For the past four years, hundreds of thousands of New Yorkers who have walked by or on top of the orange lines have unwittingly passed what is the biggest graffiti tag in the world. The tag, which is so vast that all parts of it cannot be viewed at the same time, was created by an artist known as Momo in 2006 and consists of a single paint line that runs about eight miles long and spells out his name.
It runs from the East River to the Hudson River and extends north to 14th Street and south to Grand Street. The line runs over curbstones and subway grates and zigzags around lampposts and manhole covers. Its route begins at the edge of a West Side pier and ends after crossing a footbridge over the Franklin D. Roosevelt Drive. “I wanted to make a trail that people could follow,” Momo said. “And I realized that I could write something if I planned it out with the street grid.”
The project was inspired by a series of purple footprints that were painted on Manhattan sidewalks in 1986, which stretched all the way from the Upper East Side down to Foley Square.
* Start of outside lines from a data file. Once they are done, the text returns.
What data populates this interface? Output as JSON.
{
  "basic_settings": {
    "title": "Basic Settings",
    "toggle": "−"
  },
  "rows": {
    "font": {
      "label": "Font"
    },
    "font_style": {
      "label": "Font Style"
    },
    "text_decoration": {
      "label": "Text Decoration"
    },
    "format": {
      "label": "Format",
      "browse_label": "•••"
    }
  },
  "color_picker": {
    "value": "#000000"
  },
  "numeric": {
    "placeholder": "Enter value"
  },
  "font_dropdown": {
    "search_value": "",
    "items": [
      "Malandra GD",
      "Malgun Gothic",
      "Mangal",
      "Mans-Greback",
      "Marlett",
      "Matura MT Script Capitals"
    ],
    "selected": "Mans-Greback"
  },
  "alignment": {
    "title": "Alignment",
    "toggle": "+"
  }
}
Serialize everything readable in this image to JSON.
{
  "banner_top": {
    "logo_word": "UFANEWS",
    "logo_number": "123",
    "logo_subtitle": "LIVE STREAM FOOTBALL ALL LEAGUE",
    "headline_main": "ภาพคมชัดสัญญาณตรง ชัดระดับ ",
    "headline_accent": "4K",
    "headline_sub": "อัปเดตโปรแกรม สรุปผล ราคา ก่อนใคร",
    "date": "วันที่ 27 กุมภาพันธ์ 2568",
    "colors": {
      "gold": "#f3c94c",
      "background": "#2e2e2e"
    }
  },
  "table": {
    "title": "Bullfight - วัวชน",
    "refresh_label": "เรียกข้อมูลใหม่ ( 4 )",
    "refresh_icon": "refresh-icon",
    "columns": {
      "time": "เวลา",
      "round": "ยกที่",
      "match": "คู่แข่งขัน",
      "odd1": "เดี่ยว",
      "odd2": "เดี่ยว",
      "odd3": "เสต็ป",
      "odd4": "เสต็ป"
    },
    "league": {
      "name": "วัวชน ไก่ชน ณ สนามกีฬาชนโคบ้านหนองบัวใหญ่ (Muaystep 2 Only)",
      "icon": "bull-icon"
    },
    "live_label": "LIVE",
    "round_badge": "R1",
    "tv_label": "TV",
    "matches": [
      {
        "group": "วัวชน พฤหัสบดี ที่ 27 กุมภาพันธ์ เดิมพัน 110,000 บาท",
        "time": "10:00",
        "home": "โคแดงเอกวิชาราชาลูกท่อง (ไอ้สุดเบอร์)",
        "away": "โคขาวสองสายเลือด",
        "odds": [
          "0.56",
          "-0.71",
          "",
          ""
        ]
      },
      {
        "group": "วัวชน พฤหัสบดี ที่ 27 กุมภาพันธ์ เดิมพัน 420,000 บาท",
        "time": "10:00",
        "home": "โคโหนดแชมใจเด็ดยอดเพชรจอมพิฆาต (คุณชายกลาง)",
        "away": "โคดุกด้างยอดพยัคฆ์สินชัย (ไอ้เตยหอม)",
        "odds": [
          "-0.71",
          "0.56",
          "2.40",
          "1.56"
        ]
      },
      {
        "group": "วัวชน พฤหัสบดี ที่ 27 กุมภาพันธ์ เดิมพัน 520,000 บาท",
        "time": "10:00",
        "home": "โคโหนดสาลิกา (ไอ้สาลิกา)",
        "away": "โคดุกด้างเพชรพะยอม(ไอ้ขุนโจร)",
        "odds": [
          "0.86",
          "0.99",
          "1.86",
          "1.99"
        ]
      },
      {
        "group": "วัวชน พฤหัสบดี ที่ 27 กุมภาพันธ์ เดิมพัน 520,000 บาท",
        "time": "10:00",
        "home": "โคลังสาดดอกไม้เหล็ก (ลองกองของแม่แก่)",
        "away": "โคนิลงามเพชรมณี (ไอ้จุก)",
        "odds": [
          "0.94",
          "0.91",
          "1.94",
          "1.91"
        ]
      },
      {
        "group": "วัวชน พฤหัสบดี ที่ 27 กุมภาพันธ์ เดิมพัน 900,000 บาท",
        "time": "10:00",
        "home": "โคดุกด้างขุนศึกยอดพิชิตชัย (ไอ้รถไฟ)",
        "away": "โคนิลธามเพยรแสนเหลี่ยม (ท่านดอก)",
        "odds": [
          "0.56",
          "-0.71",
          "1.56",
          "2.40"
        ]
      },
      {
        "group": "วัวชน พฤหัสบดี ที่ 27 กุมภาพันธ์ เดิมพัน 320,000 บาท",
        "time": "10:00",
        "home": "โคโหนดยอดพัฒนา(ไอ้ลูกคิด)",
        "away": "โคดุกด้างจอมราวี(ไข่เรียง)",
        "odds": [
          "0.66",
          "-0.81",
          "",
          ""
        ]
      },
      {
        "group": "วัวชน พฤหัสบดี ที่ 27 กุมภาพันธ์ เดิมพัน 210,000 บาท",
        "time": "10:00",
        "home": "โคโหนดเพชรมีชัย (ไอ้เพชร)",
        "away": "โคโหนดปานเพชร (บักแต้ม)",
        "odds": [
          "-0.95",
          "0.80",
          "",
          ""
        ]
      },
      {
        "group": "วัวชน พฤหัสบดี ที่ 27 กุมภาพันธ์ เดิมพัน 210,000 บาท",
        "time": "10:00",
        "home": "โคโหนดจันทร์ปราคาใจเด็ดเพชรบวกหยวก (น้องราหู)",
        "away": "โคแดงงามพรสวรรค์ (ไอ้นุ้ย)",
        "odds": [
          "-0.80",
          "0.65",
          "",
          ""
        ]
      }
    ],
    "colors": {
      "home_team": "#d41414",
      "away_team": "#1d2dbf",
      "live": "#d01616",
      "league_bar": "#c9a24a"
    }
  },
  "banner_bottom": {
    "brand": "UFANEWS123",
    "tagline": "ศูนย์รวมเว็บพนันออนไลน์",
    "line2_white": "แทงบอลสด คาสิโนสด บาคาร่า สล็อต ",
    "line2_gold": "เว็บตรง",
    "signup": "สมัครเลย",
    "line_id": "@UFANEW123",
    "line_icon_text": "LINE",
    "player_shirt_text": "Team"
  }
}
Those mysterious markings led to a spot on Eldridge Street on the Lower East Side, where the city had bulldozed an elaborate community garden called the Garden of Eden, which had been created by a squatter named Adam Purple. Momo said he glimpsed the footprints as a child and was captivated.
“It was a really ephemeral, strange sight,” he said. “And it felt like those footprints created a path that was all mine.” Years later he experimented for months with a way to make his own paint trail and eventually lashed a homemade funnel-shaped bucket to the back of a bicycle. He fitted the bucket with a hose that was controlled by a ball valve of the kind used in swimming pool plumbing systems. The line was created with 15 gallons of paint dispensed over the course of two covert missions carried out between 3 and 6 in the morning. “Everyone was oblivious except for one guy who chased me,” he said. “But I think he was trying to be helpful, believing I was heading to a job site and had a legitimate leak.”